The late Louis Berkhof, in his wonderful 1938 work, Systematic Theology, spells out the connection for us:

Just as there were analogies to Christian baptism among Israel, there were also analogies of the Lord's Supper. Not only among the Gentiles, but also among Israel, the sacrifices that were brought were often accompanied with sacrificial meals. This was particularly a characteristic feature of the peace-offerings. Of these sacrifices only the fat adhering to the inwards was consumed on the altar; the wave-breast was given to the priesthood, and the heave-shoulder to the officiating priest (Lev. 7:28-34) while the rest constituted a sacrificial meal for the offerer and his friends, provided they were levitically clean (Lev. 7:19-21; Deut. 12:7,12). These meals taught in a symbolic way that 'being justified by faith, we have peace with God through our Lord Jesus Christ.' They were expressive of the fact that, on the basis of the offered and accepted sacrifice, God receives His people as guests in His house and unites with them in joyful communion, the communal life of the covenant.

The necessity of a sacrifice revealed that the worshiper does not have within himself that which makes peace with God. We are not justified before God by our works (Eph. 2:8-9). Even the most sincerely pious communicant needed to bring a sacrificial substitute. No one was exempt. Neither the young nor the old could find peace with God without the shedding of blood. The sacrificial requirement said to all: "What you see in the cutting off of this animal in curse must befall you if you would presume to approach without a sacrifice. You must have a sin-bearer."

But the Old Testament sacrifices were not sufficient to atone for sin. They were repeated again and again as God required merely proving they were not taking away sin (see Hebrews 10:1-4). The repetition of the sacrifices pointed, however, to that one sacrifice which was sufficient: the flesh and blood of Jesus Christ, God incarnate. The shedding of his blood brought an end to all sacrifices. Atonement for sin was finished by the precious blood of the unblemished Lamb.

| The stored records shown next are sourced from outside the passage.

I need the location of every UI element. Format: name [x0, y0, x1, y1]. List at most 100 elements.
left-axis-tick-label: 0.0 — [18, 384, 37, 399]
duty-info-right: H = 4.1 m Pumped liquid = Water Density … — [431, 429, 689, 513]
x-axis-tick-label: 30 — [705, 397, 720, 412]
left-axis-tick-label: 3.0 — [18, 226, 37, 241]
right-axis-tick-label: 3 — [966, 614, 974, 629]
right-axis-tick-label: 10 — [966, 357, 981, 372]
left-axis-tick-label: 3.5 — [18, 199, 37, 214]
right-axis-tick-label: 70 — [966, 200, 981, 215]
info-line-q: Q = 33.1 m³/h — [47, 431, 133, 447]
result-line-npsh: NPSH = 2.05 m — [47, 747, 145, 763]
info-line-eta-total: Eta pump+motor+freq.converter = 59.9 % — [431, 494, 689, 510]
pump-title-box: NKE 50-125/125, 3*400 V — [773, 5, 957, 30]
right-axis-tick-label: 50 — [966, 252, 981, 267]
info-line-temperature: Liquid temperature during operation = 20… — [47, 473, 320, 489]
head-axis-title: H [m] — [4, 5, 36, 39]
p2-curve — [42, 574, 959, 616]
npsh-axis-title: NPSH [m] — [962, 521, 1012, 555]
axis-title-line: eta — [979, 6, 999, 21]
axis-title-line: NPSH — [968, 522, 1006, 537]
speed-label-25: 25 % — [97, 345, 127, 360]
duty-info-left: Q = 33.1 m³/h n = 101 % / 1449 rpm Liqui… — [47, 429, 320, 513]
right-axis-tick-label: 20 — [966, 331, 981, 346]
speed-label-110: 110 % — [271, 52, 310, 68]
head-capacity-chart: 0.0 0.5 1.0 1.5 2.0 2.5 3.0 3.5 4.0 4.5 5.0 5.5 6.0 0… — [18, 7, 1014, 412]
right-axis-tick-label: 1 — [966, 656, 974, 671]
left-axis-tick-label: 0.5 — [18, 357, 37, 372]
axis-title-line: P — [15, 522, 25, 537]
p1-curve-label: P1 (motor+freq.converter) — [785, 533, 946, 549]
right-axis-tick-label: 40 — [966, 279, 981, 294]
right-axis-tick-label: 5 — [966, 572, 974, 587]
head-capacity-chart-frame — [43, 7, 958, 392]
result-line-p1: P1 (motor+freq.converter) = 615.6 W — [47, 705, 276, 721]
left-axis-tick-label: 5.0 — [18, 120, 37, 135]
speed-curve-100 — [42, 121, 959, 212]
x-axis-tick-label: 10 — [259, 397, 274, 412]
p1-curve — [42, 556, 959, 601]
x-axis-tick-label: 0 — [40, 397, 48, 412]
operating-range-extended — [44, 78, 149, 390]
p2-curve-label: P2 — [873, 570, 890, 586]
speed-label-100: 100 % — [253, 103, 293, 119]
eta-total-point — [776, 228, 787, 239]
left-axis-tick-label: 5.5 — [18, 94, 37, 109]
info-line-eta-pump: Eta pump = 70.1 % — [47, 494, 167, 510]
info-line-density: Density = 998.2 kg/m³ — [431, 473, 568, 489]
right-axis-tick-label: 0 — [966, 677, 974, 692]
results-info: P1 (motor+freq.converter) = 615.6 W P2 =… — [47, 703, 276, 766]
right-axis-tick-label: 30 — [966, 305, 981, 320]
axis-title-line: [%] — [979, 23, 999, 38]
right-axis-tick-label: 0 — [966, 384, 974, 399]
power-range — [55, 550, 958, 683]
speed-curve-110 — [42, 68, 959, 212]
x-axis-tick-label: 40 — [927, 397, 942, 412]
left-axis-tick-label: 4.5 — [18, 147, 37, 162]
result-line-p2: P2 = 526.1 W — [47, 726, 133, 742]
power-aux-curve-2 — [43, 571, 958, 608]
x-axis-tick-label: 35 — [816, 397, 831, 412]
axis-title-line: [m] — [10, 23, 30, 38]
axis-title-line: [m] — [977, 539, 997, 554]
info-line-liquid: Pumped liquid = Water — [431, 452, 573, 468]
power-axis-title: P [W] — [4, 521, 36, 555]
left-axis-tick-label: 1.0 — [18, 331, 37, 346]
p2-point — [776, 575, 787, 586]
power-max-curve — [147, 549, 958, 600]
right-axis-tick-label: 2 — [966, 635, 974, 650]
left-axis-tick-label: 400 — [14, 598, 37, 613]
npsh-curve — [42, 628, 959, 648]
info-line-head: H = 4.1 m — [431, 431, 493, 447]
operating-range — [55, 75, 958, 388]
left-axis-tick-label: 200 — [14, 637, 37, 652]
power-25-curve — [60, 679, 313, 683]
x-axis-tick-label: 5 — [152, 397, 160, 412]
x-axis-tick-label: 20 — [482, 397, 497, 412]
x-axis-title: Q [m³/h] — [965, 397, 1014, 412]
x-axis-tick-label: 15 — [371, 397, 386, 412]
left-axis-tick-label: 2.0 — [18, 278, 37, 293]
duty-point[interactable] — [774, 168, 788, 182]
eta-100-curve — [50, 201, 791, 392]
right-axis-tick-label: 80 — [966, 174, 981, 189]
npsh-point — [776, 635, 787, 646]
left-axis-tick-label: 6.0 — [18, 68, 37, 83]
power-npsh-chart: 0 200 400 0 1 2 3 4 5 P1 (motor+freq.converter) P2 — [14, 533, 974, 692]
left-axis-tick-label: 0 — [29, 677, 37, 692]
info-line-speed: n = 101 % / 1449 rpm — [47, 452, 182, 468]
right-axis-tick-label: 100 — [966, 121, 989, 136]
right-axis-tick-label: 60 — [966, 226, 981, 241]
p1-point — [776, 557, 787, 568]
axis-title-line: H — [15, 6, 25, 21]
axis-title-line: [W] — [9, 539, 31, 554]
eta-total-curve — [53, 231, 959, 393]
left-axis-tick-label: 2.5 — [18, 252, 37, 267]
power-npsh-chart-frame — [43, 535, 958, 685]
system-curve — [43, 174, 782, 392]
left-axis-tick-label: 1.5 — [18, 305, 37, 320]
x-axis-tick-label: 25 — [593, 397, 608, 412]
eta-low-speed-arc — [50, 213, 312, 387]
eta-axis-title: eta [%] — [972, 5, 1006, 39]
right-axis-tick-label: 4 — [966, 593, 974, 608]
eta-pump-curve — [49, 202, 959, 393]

When we come to the Lord's Table this Sunday there will be no blood. Not the blood of beasts nor the blood of man. Not even the real human blood of Jesus Christ. Why? Because it is finished. We do not come to the table to be justified. There is no blood there. We come to the cross to be justified. We come to the table to be renewed in the grace we already found at the blood-stained cross. The true sacrifice was offered once and for all for our justification. Now we engage in a new and very different repetition - the repetitive eating and drinking of the flesh and blood by symbol of bread and wine. This is no repeating of a sacrifice. This is a repeating of a feast for those once dead but now alive in Christ know the true strength of their pilgrimage is the grace of Christ crucified for sinners.

Berkhof again: "The all-sufficient sacrifice of Jesus Christ rendered all further shedding of blood unnecessary; and therefore it was entirely fitting that the bloody element should make way for an unbloody one which, like it, had nourishing properties."